Friday, December 13, 2013

Al Qaeda’s Black Flag Flies Over Iraq


The death toll for 2013 has already topped 7,000, with the United Nations saying that 979 died in October alone, the latest month for which figures are available.

Ahmadiyya Times | News Watch | US Desk
Source/Credit: The Daily Beast
By The Telegraph | December 13th 2013

Friday's anniversary of Saddam Hussein’s arrest sees the country struggling with a resurgent al Qaeda and a death rate double that of a decade ago.

Ten years after the capture of Saddam Hussein, Iraq is at risk of becoming a failed state again as al-Qaeda reclaims vast swathes of the country.

Friday’s anniversary of the Iraqi dictator’s arrest sees the country still struggling with his legacy, with al Qaeda launching a fresh campaign of terrorist atrocities from new territory carved out in western and northern Iraq.

Backed by jihadists fighting the civil war in neighboring Syria, the group is trying to create an “emirate” straddling the two countries, taking advantage of the collapse in security across the border.

Bridges linking four key border towns on the Iraqi side have been dynamited, making it difficult for security forces to operate in the area.

Road signs have even been put up proclaiming it to be the turf of the Islamic State of Iraq and the Levant, the name for the joint Syrian-Iraqi al Qaeda franchise.

Further north in the city of Mosul, another al Qaeda stronghold, the group is boosting its war chest by raking in up to £5 million a month in “tithes” from local businesses.
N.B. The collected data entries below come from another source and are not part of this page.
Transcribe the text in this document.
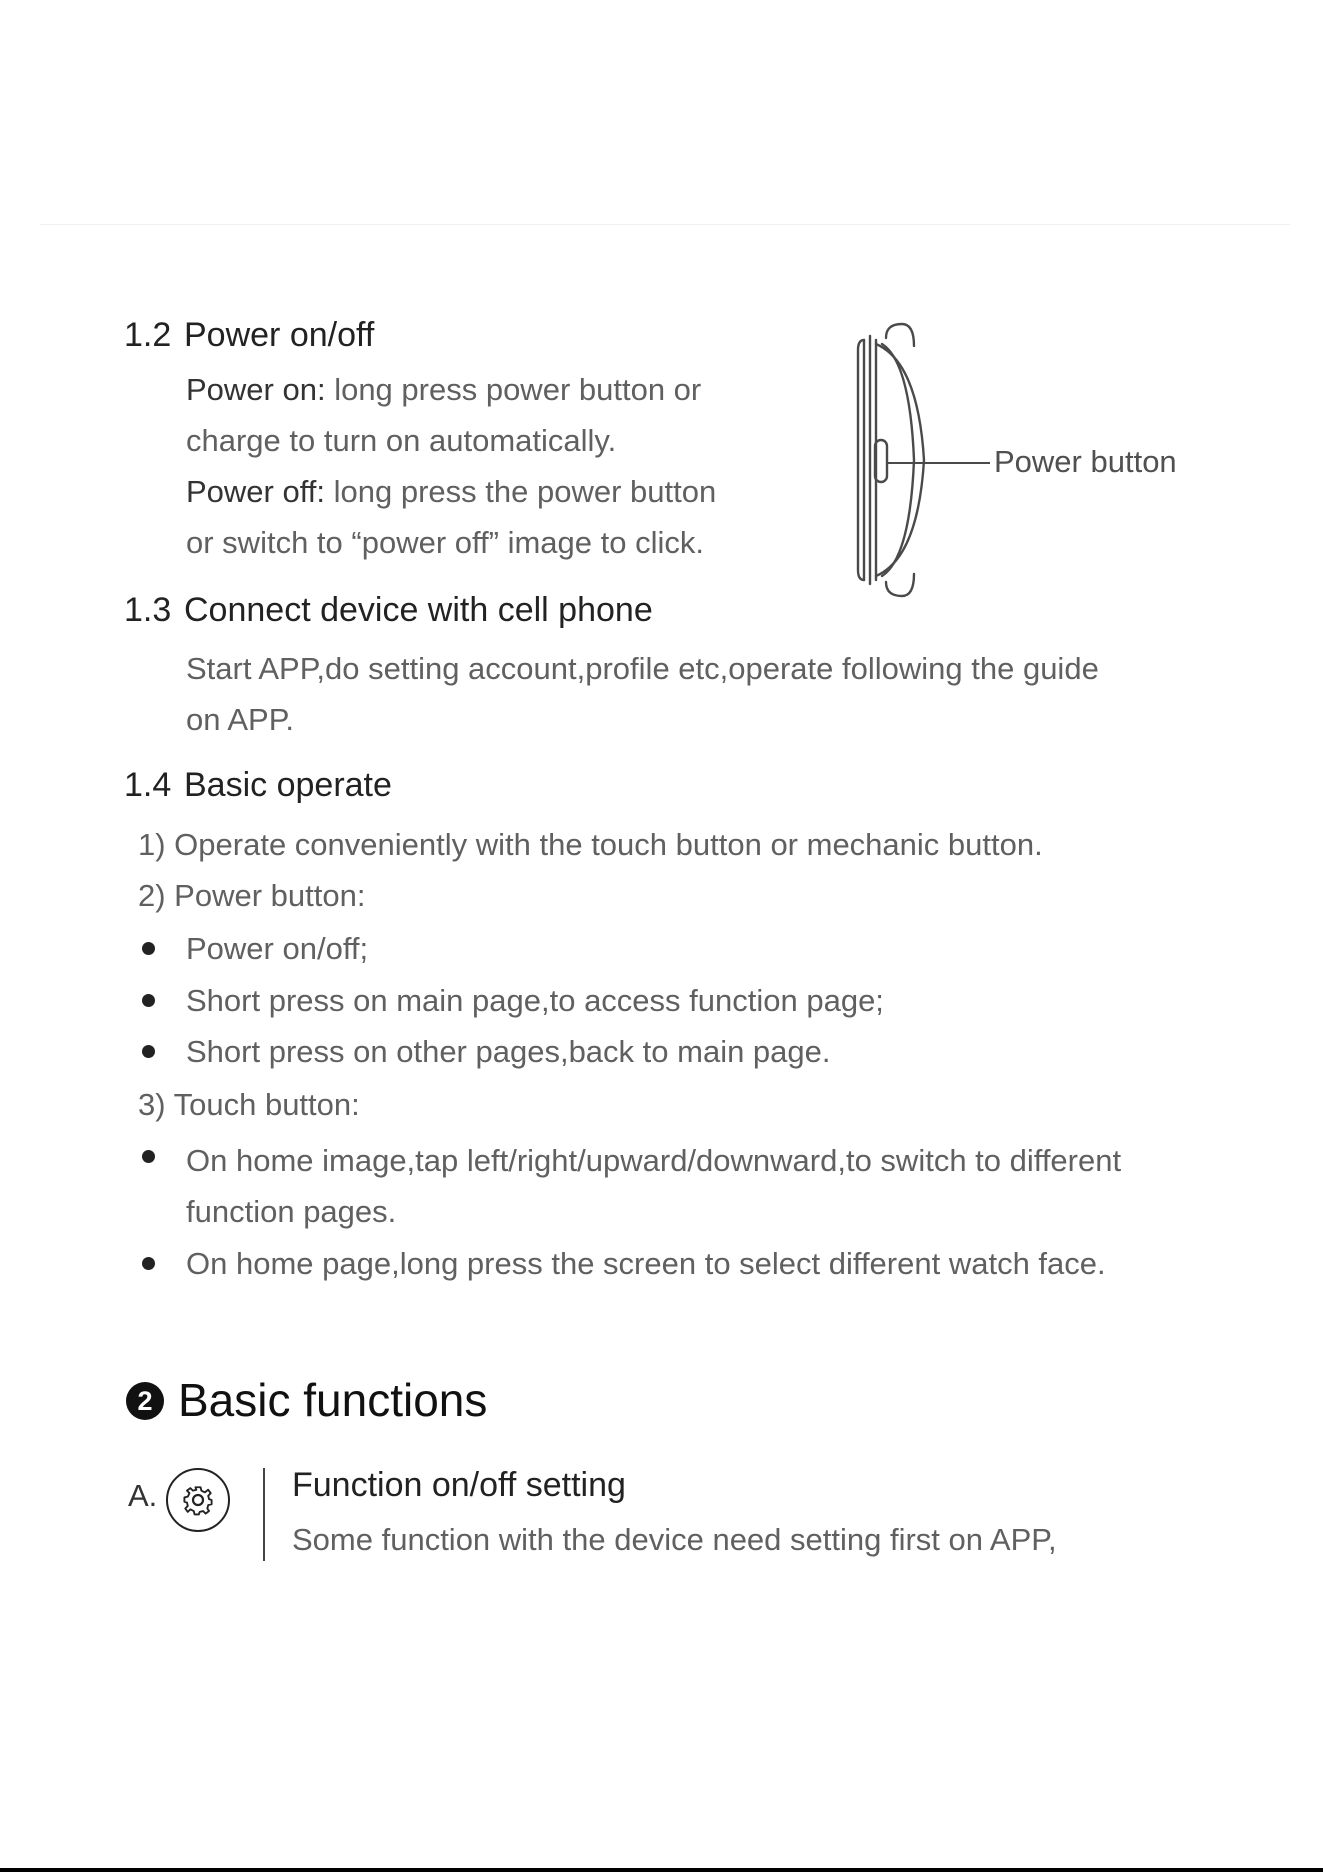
1.2 Power on/off
Power on: long press power button or
charge to turn on automatically.
Power off: long press the power button
or switch to “power off” image to click.
Power button
1.3 Connect device with cell phone
Start APP,do setting account,profile etc,operate following the guide
on APP.
1.4 Basic operate
1) Operate conveniently with the touch button or mechanic button.
2) Power button:
Power on/off;
Short press on main page,to access function page;
Short press on other pages,back to main page.
3) Touch button:
On home image,tap left/right/upward/downward,to switch to different
function pages.
On home page,long press the screen to select different watch face.
2 Basic functions
A.	Function on/off setting
Some function with the device need setting first on APP,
Using their new safe haven as an operating base, al Qaeda has mounted repeated strikes across the country, with an average of 68 car bombs a month this year.

After a period between 2009 and 2011 in which violence was on the wane, al Qaeda’s resurgence in the past year has led to a fresh sense of despair on the streets of Baghdad, where many young Iraqis think now only of leaving the country.

“It is not as bad as during the civil war, but whenever you leave your house, you can’t be sure that you will be coming back,” said Shadi Karaqzi, 23, an accountancy student smoking a shisha pipe in a central Baghdad cafe, itself the target of a devastating car bomb attack in 2007. “We are living in terror.”

“The wish of most young men now is just to live abroad so that they can have a normal life,” added his friend Ghaith Hamed, 22.

In recent months, al Qaeda’s so-called “reload rate” – the time between one series of mass attacks and another – has dropped to as little as a week, down from four to six weeks.

The death toll for 2013 has already topped 7,000, with the United Nations saying that 979 died in October alone, the latest month for which figures are available.

That is roughly twice the Iraqi death rate when US forces plucked Saddam from his “spider hole” in Tikrit in December 2003, an arrest hailed at the time as spelling the end of Iraq’s insurgency problems.

The brunt of al Qaeda’s new onslaught is borne by Iraq’s majority Shia Muslim community, who are classed as apostates in the terror group’s extremist Sunni Muslim vision.

So far, senior Shia clerics have forbidden retaliation. But in interviews with The Telegraph, both Iraqi politicians and foreign diplomats have expressed fears that the sheer scale of the current onslaught is putting a strain on Shias’ willingness to turn to the other cheek.